Datasets and schemas

Amazon Personalize datasets are containers for data. There are five types of datasets:

  • Item interactions – This dataset stores historical and real-time data from interactions between users and items. In Amazon Personalize, an interaction is an event that you record and then import as training data. For both Domain dataset groups and Custom dataset groups, you must at minimum create an Item interactions dataset.

  • Users – This dataset stores metadata about your users. This might include information such as age, gender, loyalty membership, or item title.

  • Items – This dataset stores metadata about your items. This might include information such as price, SKU type, or availability.

  • Actions – This dataset stores metadata about your actions. An action is an engagement activity that you might want to recommend to your customers. Actions might include installing your mobile app, completing a membership profile, joining your loyalty program, or signing up for promotional emails. For the Next-Best-Action recipe, the Actions dataset is required. No other custom recipe or domain use case uses Actions data.

  • Action interactions – This dataset stores historical and real-time data from interactions between users and actions. The Next-Best-Action recipe uses this data and the data in your Actions dataset to recommend actions to your users. No other custom recipe or domain use case uses Action-Interactions data.

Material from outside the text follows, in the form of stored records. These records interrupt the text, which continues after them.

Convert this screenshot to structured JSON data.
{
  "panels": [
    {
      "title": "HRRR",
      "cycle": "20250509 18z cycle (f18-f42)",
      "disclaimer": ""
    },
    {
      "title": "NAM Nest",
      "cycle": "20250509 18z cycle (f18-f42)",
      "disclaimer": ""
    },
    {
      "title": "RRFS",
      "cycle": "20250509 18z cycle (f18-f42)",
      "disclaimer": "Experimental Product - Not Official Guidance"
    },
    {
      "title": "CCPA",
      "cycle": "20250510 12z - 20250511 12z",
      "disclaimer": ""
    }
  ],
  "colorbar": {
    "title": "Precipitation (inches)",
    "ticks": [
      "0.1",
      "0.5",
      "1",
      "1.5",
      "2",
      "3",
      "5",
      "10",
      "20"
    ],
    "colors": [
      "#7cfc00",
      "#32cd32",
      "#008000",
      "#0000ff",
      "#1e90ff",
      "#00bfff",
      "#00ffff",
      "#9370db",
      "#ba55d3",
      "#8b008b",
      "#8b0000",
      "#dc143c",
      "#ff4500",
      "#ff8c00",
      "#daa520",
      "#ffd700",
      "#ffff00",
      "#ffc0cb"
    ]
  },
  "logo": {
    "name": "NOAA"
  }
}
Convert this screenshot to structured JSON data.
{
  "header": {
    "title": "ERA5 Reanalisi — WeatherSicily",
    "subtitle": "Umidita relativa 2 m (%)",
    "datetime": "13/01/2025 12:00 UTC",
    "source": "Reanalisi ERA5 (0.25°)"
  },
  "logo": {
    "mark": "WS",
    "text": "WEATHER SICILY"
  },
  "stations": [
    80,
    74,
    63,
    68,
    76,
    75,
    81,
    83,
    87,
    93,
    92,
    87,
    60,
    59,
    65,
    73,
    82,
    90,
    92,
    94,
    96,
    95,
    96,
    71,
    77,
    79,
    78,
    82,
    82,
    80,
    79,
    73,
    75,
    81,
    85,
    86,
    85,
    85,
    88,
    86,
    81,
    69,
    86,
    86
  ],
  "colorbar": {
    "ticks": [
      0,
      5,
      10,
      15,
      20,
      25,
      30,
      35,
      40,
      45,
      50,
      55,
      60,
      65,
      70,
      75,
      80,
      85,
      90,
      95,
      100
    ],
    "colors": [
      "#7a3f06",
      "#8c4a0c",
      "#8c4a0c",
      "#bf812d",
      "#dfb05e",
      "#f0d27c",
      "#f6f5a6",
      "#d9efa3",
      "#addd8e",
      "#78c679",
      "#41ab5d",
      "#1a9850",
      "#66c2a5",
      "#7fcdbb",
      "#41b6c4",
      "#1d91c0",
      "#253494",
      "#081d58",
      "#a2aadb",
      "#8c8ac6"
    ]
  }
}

Each dataset group can have only one of each dataset type. You can't create next best action resources, including Actions and Action Interactions datasets, in a domain dataset group. Amazon Personalize stores your data in datasets until you delete the datasets. For all use cases (Domain dataset groups) and recipes (Custom dataset groups), your interactions data must have the following:

  • At minimum 1000 item interactions records from users interacting with items in your catalog. These interactions can be from bulk imports, or streamed events, or both.

  • At minimum 25 unique user IDs with at least two item interactions for each.

For quality recommendations, we recommend that you have at minimum 50,000 item interactions from at least 1,000 users with two or more item interactions each.

Before you create a dataset, you define a schema for that dataset. A schema tells Amazon Personalize about the structure of your data and allows Amazon Personalize to parse the data. A schema has a name key whose value must match the dataset type. After you create a schema, you can't make changes to the schema.

For Domain dataset groups, each dataset type has a default schema with required fields and reserved keywords. Each time you create a dataset, you can either use the existing domain schema or create a new one by modifying the existing default schema. Use the default schema as a guide for what data to import for your domain. Once you define the schema and create the dataset, you can't make changes to the schema.

If you import data in bulk, your data must be stored in comma-separated values (CSV) format. The first row of your CSV file must contain column headers, which must match your schema. For information about how to format your bulk data for Amazon Personalize, Data format guidelines.